Sessions has vehemently denied the charges but Figures stood by them strongly and said Sessions should not be “anywhere near the Cabinet.”

Sessions is the man who will run the Department of Justice, including its civil rights division, which among other things is key in combatting electoral exclusion and police abuses against minorities. Given the recent history of police shootings of unarmed black men and the increasing, Machiavellian efforts by Republicans to devise schemes to prevent blacks, Latinos and other Democratic-leaning constituencies from being able to vote, the Sessions appointment, if it is approved by the Senate, would be a very big, very bad deal.

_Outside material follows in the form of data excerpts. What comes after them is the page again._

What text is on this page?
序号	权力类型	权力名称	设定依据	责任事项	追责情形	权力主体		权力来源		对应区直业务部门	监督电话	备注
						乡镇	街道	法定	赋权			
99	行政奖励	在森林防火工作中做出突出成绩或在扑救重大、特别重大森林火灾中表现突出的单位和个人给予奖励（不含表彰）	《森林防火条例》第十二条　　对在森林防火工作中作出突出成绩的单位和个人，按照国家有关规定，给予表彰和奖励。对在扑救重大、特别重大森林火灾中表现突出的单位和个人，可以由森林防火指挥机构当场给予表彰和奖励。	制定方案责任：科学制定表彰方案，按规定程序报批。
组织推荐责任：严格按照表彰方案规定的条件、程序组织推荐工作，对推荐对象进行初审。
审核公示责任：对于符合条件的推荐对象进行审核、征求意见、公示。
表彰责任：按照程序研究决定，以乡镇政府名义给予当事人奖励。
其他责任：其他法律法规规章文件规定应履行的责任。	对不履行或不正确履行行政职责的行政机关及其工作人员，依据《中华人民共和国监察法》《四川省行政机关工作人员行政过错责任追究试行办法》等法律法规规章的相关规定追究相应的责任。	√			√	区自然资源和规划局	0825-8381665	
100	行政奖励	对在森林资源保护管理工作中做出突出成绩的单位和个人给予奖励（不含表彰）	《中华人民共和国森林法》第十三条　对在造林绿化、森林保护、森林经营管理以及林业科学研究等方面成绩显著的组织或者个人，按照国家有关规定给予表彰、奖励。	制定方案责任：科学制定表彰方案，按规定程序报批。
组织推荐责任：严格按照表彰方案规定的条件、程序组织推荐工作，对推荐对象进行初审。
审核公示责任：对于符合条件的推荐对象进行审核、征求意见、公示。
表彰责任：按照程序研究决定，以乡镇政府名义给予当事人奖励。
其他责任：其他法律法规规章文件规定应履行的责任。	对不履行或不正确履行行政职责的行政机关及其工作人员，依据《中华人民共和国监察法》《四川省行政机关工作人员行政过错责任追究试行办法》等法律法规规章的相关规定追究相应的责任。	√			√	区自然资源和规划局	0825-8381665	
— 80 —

There are numerous other signs that the nightmare already has begun—with a vengeance—from Trump’s pick to head the CIA to his reported support of the Ryan Republicans’ plan to privatize Medicare.

How should progressives respond to all the bad news?

The wrong answer would be: “Be very, very scared.” Instead, we should take inspiration from Brandon Victor Dixon and the cast of Hamilton. Speak truth to power without fear. Stand up to the reactionaries in suit and tie, the white nationalists, the unrepentant racists, and the racists in denial. Reinvent non-violent resistance. If things get tough, if they come for our brothers and sisters, act as if they are coming for you. Get in the way. Pierce their eardrums with shrill screams. Interpose your body. Eschew violence but embrace everything short. Keep raising the cost of injustice and oppression until it becomes unaffordable for the oppressors.

[Photo at top of cast of ‘Hamilton’, as Brandon Victor Dixon delivers message to the vice president-elect as he leaves the theater.]